Je ne savais pas par où commencer, beaucoup de choses se bousculaient dans ma tête, beaucoup de souvenir à coucher sur le papier. Puis petit à petit un souvenir est revenu en particulier, mon premier souvenir, le commencement de tout ça, en y repensant à ce moment j’ai su que je serais différent de vous tous. Ce jour-là j’ai eu pour la première fois l’impression d’être étrange. Je me souviens encore de ce jour de juin 1989, j’allais avoir 4 ans, alors oui à cet âge-là on a normalement peu de souvenir mais bizarrement j’ai énormément de flash et de choses bien ancré dans ma mémoire et ce n’est pas par plaisir comme beaucoup de choses qui vont suivre ici.

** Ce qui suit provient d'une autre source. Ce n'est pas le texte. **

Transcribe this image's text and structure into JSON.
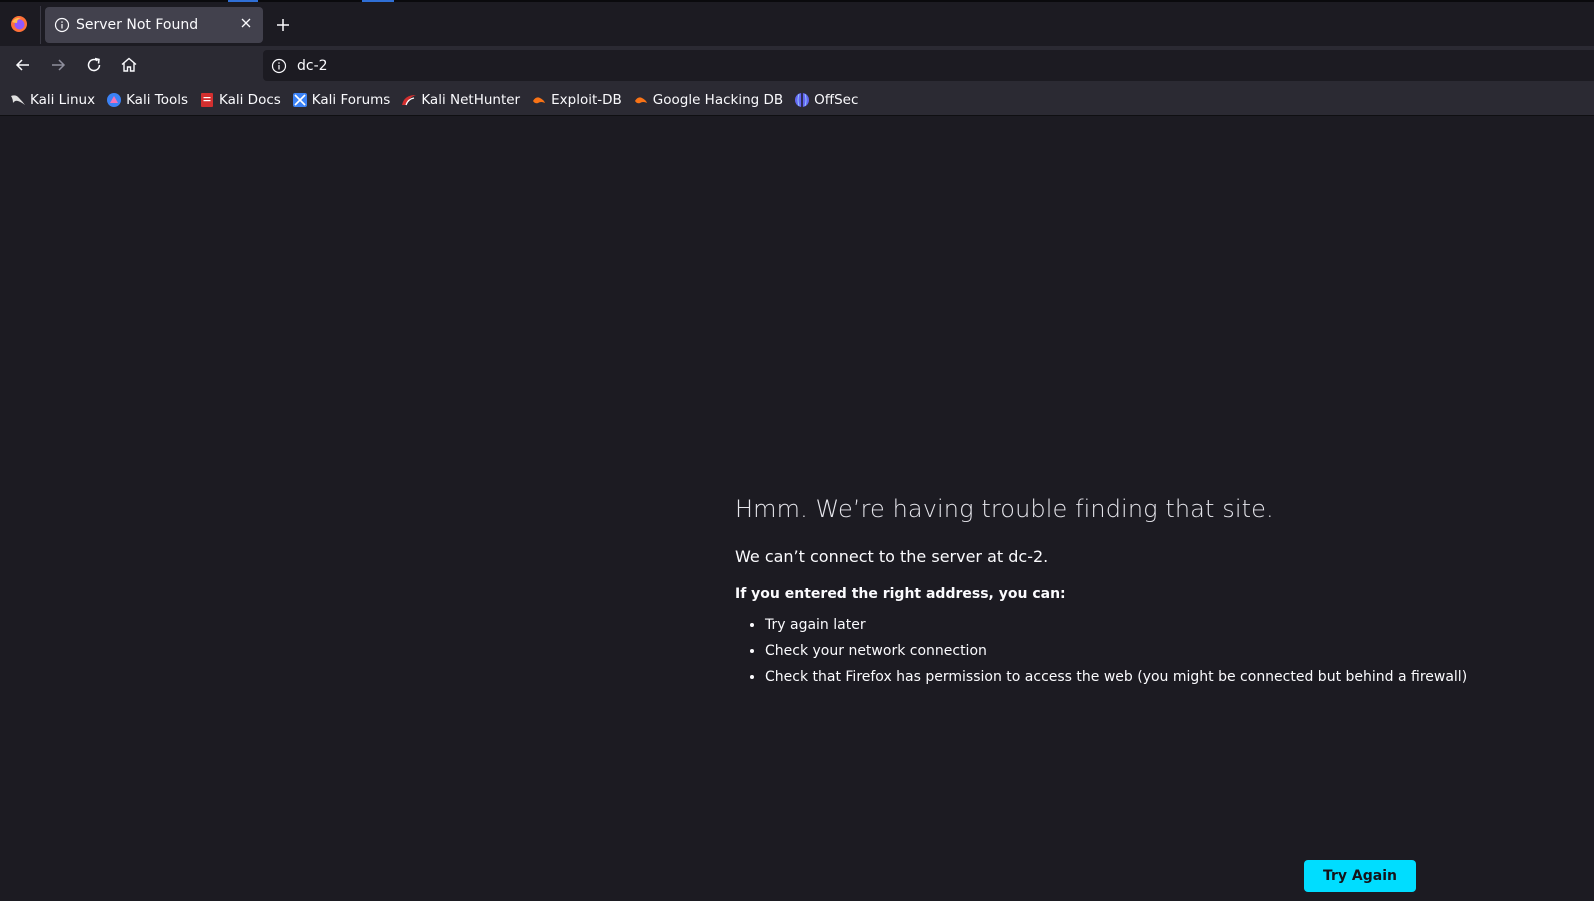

Je me souviens de ces journées presque comme si je les vivais en ce moment, quand je repense à ces moments un seul mot me revient en tête, blanc. Je me souviens du bien de la pièce, du blanc des draps, des murs et du sol, du blanc des blouses des infirmières, des masques. Seul le gris du métal du lit tranchait ce blanc presque immaculé, et flippant aussi on ne va pas se mentir. Je me souviens encore du masque à gaz pour m’endormir qui faisait suite à la piqure de l’anesthésiste. Je me souviens des semaines de nausées qui ont précédées cette opération totalement banale pour la plupart des gens, l’appendicite. Ce qui l’est moins ce sont mes sensations au réveil je me sentais différent, bizarre comme une autre personne, j’ai commencé à me poser des questions existentielles comme savoir pourquoi j’avais ce corps plutôt qu’un autre ? Que vivait les autres quand je ne les avais pas dans mon visu ? Leur vie s’arrêtait elle ? Déjà à l’époque j’avais l’impression d’être différent je ne me sentais pas à l’aise avec les autres, sûrement les prémisses de mon côté associable. J’avais ce que je pensais être des amis à ce moment-là Manuel, Emilien, François. Je me disperse comme souvent je vais essayer de me remettre les idées en place avec le verre de whisky posé à côté de moi.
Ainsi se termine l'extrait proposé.